Rents are soaring across the US. 2014 has seen a massive increase in rent. According to the latest reports by Zillow.com, Americans paid more than $441 billion in rent in 2014, which is 4.9% more than 2013.
As far as North Texas is concerned, the report showed that the locals spent $600 million dollars more on rents. The total expenditure on DFW Metroplex residents was $10 billion, which was 6.2% more than 2013. The median rent in the DFW saw an increase of $35/month this year too, which is higher than the median nationwide rise of $26.
Major cities of California i.e. San Francisco (13.5%) and San Jose (14.4%) saw the highest increase in rent.
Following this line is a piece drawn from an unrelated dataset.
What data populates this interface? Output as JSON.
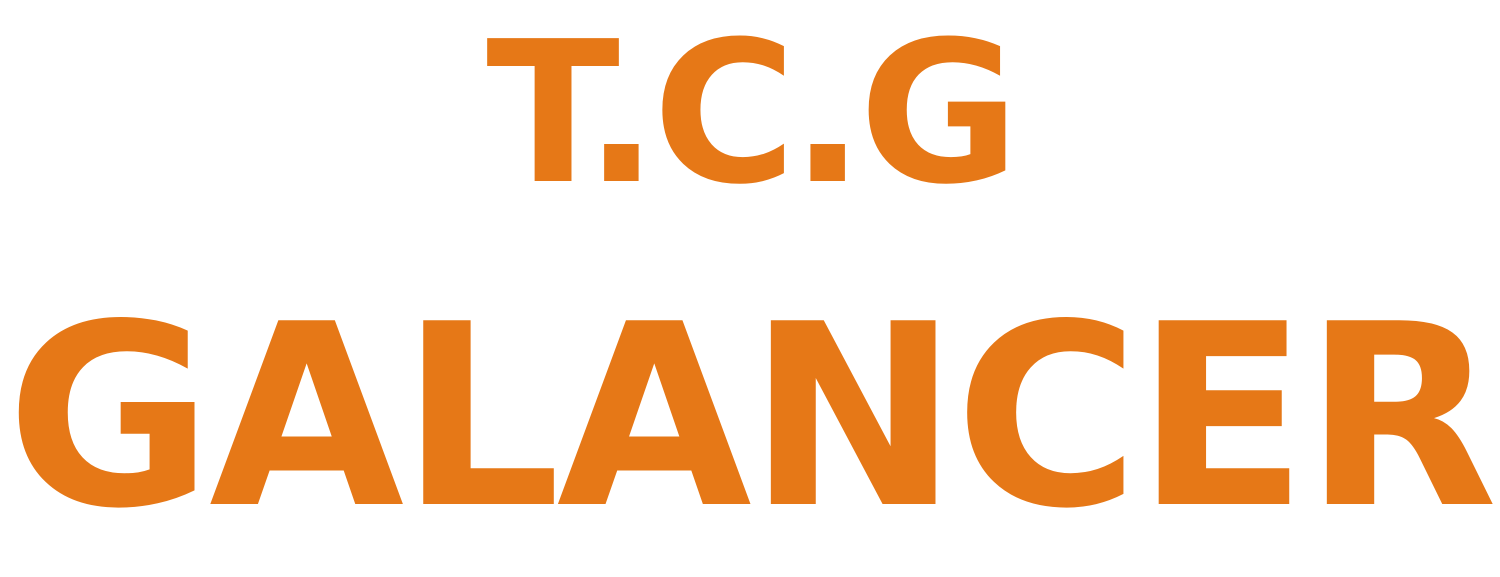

According to Zillow’s chief economist Stan Humphries, “Over the past 14 years, rents have grown at twice the pace of income due to weak income growth, burgeoning rental demand, and insufficient growth in the supply of rental housing. This has created real opportunities for rental housing owners and investors but has also been a bitter pill to swallow for tenants, particularly those on an entry-level salary and those would-be buyers struggling to save for a down payment on a home of their own. Next year, we expect rents to rise even faster than home values, meaning that another increase in total rent paid similar to that seen this year isn’t out of the question. In fact, it’s probable.”
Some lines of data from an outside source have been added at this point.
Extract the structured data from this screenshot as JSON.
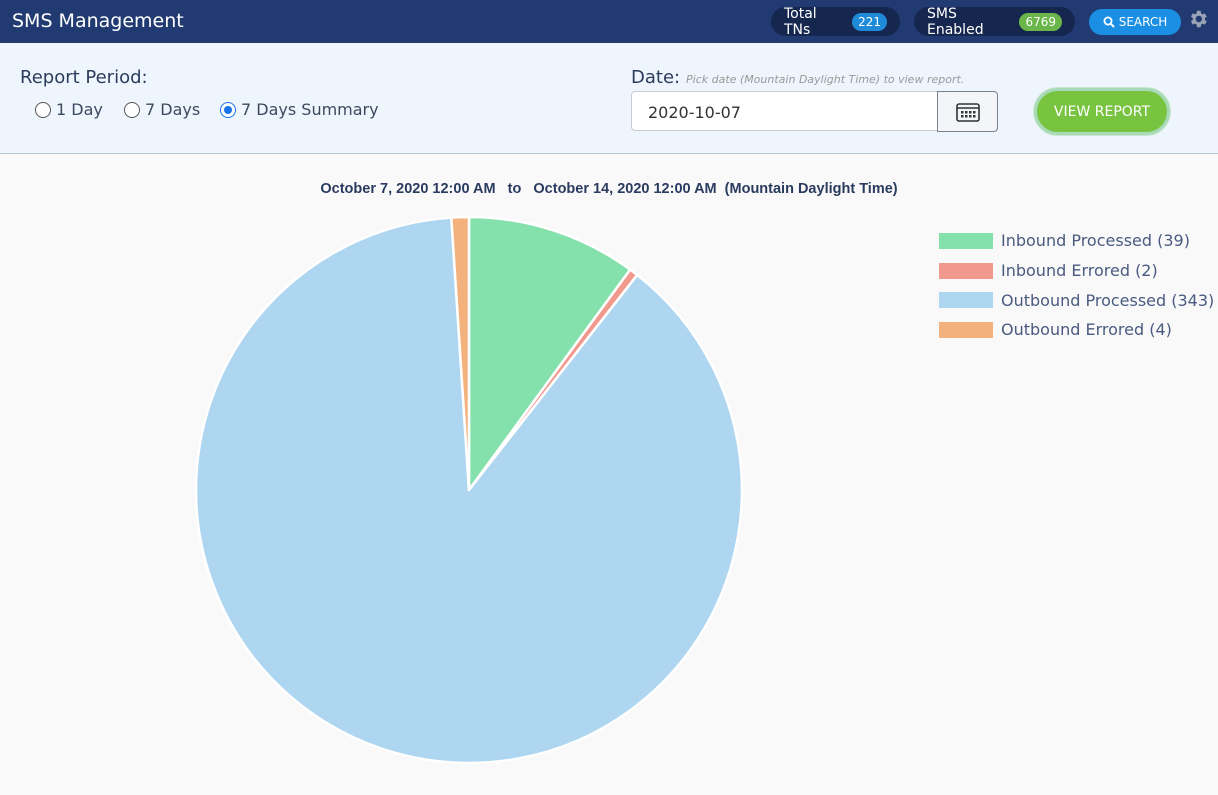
{
  "header": {
    "title": "SMS Management",
    "total_tns_label": "Total TNs",
    "total_tns_count": "221",
    "sms_enabled_label": "SMS Enabled",
    "sms_enabled_count": "6769",
    "search_label": "SEARCH",
    "search_icon": "search-icon",
    "settings_icon": "gear-icon"
  },
  "controls": {
    "report_period_label": "Report Period:",
    "options": [
      {
        "label": "1 Day",
        "checked": false
      },
      {
        "label": "7 Days",
        "checked": false
      },
      {
        "label": "7 Days Summary",
        "checked": true
      }
    ],
    "date_label": "Date:",
    "date_hint": "Pick date (Mountain Daylight Time) to view report.",
    "date_value": "2020-10-07",
    "calendar_icon": "calendar-icon",
    "view_report_label": "VIEW REPORT"
  },
  "colors": {
    "header_bg": "#223a72",
    "pill_bg": "#15264f",
    "tns_badge": "#1e8ad8",
    "sms_badge": "#6ab64a",
    "search_btn": "#1a8fe3",
    "view_btn": "#78c440"
  },
  "chart_data": {
    "type": "pie",
    "title": "October 7, 2020 12:00 AM   to   October 14, 2020 12:00 AM  (Mountain Daylight Time)",
    "legend_position": "top-right",
    "series": [
      {
        "name": "Inbound Processed (39)",
        "value": 39,
        "color": "#84e1ab"
      },
      {
        "name": "Inbound Errored (2)",
        "value": 2,
        "color": "#f1998d"
      },
      {
        "name": "Outbound Processed (343)",
        "value": 343,
        "color": "#afd6f0"
      },
      {
        "name": "Outbound Errored (4)",
        "value": 4,
        "color": "#f3b27d"
      }
    ]
  }
}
On the other hand, home prices saw a lot of stability in 2014. A report from Capital Economics shows that the price gain is likely to stabilize around 4% in 2015. Mortgage rates will increase to 5.5% by the end of 2015 but it won’t affect the housing affordability. Due to the massive increase in rents, prospective home buyers are keener on buying a property rather than renting one. That’s why; home affordability will be more encouraging than the historical norm.